Together with Derek Brazell, I have just completed a new book Becoming A Successful Illustrator published by Bloomsbury. As well as preparing aspiring illustrators for the competitive world of professional practice one of the of the underlying aims of was to showcase the work of a diversity of illustrators. Representing the range of contexts that illustration is commissioned for; from the traditional applications of book covers and editorial illustrations for magazines through to relatively more recent formats such as apps for tablets and illustration for animation, brought us as authors into contact with inspirational and interesting practitioners globally.
An additional thrill lay in the opportunity to commission bespoke illustration for each of the six chapter headings. The brief was open: to take the number of the chapter and reflect visually in some way on the content. All images had to be approved by the editor at Bloomsbury. Selecting illustrators for their distinctive visual approaches resulted in a unique collection of memorable images.
Rob Hodgson is one of my ex-students. Now a respected professional and gold award winning illustrator from the Association of Illustrators in the New Talent category. A combination of drawing, humour, design and selective colour palettes made him a natural choice for Chapter 5 entitled Securing Work. Given potential prejudice that this chapter dealing with contracts and rights may be complicated or boring (it’s not!) it was important to commission a fresh and enticing image to make the content appeal.
How much inspiration did you take from the subjects in your chapter?
I wanted to show each aspect of the chapter being carried out and have the whole process of licensing, delivering a brief, getting paid and talking about money in one image. I took the subjects of the chapter quite literally and visually, but chose to subvert them and thought it would be fun to have the tools for making pictures come to life.

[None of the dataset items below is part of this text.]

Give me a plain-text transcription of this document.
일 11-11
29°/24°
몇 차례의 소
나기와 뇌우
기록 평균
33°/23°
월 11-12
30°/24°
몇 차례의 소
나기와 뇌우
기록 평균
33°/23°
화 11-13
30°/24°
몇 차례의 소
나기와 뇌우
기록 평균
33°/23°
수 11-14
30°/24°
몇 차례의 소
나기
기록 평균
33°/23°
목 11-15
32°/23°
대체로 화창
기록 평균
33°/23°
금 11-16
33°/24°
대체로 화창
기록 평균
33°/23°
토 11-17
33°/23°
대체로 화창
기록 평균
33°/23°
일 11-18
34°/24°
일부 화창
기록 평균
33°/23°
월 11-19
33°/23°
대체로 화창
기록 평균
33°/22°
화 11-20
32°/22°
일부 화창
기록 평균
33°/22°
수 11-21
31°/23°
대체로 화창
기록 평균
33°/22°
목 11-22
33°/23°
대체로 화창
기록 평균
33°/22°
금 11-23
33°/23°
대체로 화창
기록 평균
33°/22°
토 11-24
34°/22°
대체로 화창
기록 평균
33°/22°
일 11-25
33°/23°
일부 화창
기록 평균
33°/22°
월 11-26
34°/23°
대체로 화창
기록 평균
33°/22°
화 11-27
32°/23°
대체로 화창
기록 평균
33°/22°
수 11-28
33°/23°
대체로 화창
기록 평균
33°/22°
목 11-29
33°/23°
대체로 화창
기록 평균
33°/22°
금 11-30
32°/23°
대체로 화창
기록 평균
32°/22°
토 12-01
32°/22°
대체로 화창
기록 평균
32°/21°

Can you write some words on how you put the image together?
What I usually do with a brief is to read it- then read it again- forget about it- and then come back later and draw everything I can think of that has some relation to it. When it’s all down on the page you start to see what works and what doesn’t. Sometimes images overlap and the meaning changes. The yellow pencil in the shape of a £ symbol was like this- a happy chance that you can take and use.In this case I had a lot of simple images I wanted to use to make one larger image, and so rather than a single image, I chose to break it up into blocks.
First Image
Rob Hodgson -  first visual
Client Image
Rob Hosgdon- Client visual
Final Image
Rob Hodgson- final image
What do you consider ‘success’ as an illustrator?
Ultimately it comes down to artistic fulfilment- it’s all about having a good journey and learning all the time. Money, commercial success, peer respect, artistic integrity are all healthy things as long as you’re driven by the enjoyment of your own work. It’s all about seeing where it goes, learning new skills, solving problems, and watching it evolve. I think learning to enjoy the ride is real success.
Have you taken any tips/useful info from the book?!
There are so many great interviews in the book with very diverse artists and people in the industry who have different careers or opinions about things to me. I think it’s really healthy to see it all from other people’s point of view!